Reservoir petrophysics  

The reservoirs in the Akani Field have been produced over the years. This field has already been drilled to different depths. With a combination of diverse petrophysical logs and its correlation, the two identifiable reservoir sands shows that, 6C and 13C reservoirs have very good to excellent porosity and permeability based on calibrations in Tables 1 and 2. The excellent porosity and permeability of the field can be confirmed from the porosity-permeability cross plot of Figures 20 and 21. Bulk property plots in the field have equally shown that there seem to be a significant distribution of clay with depth that could reflect energy regimes in deposition.  Thus, areas of low clay content seem to be more permeable while areas of high clay content seem to have lower permeability.

Conclusion

The complexity in sealing faults, fault architecture and the distribution of hydrocarbon shows clearly the problems in the Akani Field. Faults Identified are majorly normal growth and anthetheitc faults which may have had oblique movement.
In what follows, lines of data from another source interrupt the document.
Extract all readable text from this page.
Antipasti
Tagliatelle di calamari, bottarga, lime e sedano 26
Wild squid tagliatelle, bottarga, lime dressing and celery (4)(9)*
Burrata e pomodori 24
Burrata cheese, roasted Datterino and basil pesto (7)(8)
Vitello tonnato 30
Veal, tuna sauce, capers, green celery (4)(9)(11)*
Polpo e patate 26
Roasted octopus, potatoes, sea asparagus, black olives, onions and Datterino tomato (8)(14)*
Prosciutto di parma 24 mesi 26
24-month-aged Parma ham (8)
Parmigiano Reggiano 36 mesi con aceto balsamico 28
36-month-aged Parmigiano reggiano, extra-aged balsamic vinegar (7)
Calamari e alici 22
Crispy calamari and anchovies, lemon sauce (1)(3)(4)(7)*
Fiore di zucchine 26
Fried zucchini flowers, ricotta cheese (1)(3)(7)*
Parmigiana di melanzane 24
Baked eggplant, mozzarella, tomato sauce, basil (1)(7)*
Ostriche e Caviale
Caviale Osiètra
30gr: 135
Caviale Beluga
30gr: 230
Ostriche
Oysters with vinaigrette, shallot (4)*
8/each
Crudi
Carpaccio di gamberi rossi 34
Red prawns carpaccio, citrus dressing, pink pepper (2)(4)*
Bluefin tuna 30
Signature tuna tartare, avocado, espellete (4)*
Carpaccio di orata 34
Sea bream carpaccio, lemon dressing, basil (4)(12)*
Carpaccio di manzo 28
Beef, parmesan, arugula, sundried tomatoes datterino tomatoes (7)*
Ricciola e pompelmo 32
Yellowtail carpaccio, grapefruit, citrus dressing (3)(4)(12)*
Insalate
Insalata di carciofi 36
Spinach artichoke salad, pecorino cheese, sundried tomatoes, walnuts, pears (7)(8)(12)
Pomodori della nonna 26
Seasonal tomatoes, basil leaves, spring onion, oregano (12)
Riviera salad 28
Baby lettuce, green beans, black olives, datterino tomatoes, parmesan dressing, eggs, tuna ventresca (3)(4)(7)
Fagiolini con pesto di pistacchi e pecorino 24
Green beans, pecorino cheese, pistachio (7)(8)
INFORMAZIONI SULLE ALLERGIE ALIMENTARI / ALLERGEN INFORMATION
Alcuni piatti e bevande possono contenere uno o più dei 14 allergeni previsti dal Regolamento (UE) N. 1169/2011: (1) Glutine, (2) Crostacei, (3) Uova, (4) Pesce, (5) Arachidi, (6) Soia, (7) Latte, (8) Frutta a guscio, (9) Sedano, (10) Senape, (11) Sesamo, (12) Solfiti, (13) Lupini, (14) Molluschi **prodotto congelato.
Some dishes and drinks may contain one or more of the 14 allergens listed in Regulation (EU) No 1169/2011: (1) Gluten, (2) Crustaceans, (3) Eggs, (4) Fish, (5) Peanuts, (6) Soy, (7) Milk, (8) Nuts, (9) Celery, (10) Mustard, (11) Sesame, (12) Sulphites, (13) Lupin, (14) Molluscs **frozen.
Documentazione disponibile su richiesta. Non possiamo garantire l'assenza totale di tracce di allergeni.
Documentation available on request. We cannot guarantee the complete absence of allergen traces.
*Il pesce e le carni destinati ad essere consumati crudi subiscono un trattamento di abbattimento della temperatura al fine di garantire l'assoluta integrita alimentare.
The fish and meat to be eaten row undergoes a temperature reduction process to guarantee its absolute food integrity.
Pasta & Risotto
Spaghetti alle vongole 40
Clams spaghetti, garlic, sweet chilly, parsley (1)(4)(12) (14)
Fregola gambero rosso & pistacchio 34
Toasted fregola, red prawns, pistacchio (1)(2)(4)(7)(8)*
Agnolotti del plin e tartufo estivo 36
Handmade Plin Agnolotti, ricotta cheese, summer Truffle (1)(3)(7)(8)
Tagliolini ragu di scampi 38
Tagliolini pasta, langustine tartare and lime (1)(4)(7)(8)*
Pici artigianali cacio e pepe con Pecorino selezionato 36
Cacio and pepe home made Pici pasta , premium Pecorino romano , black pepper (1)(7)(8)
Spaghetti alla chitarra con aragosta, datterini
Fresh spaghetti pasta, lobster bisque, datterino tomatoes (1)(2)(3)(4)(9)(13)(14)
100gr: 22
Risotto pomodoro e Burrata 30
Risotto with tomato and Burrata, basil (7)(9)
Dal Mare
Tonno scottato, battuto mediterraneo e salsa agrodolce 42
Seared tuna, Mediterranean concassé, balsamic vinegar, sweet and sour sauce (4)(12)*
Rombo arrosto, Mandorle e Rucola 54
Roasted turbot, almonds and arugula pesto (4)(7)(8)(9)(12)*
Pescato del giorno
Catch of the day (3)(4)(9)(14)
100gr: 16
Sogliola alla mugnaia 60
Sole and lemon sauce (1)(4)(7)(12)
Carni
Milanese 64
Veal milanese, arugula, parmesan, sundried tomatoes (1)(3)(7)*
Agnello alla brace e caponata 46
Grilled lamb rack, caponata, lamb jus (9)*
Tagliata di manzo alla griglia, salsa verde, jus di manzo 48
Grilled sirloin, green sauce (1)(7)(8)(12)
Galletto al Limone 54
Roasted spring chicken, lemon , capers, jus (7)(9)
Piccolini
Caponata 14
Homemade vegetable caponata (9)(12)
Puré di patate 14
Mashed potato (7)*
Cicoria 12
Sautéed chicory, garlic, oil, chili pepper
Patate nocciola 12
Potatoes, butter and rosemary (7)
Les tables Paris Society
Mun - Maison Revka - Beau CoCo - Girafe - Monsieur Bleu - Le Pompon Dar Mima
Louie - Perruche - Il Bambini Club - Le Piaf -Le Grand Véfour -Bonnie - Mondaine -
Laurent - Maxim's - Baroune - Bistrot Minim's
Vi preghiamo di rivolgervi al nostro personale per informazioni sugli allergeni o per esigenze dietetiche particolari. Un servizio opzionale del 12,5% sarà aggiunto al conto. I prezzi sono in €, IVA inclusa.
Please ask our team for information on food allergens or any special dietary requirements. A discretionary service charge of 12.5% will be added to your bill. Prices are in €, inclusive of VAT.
These faults have some minor linkages, extending into a noisy environment as seen in the seismic section, The Akani Field has shown that shale gouge is among the family of fault properties that can deflect and resist fluid flow. Identification of fault juxtapositions with respect to deformation styles in cross-sections A-A1, B-B1 and superimposed together have shown the effect of fault juxtapositions in the field and may possibly control the distribution of hydrocarbon column heights in the identified reservoirs. This research has demonstrated the effectiveness of static reservoir modeling in analyzing the complexity of faults and sealing ability in the occurrence of hydrocarbon and bulk property distribution within the Akani Field and has aided in predicting geo-historic events that may have occurred over time and has provided a framework in reducing the uncertainty in the fault complexity of the Akani Field.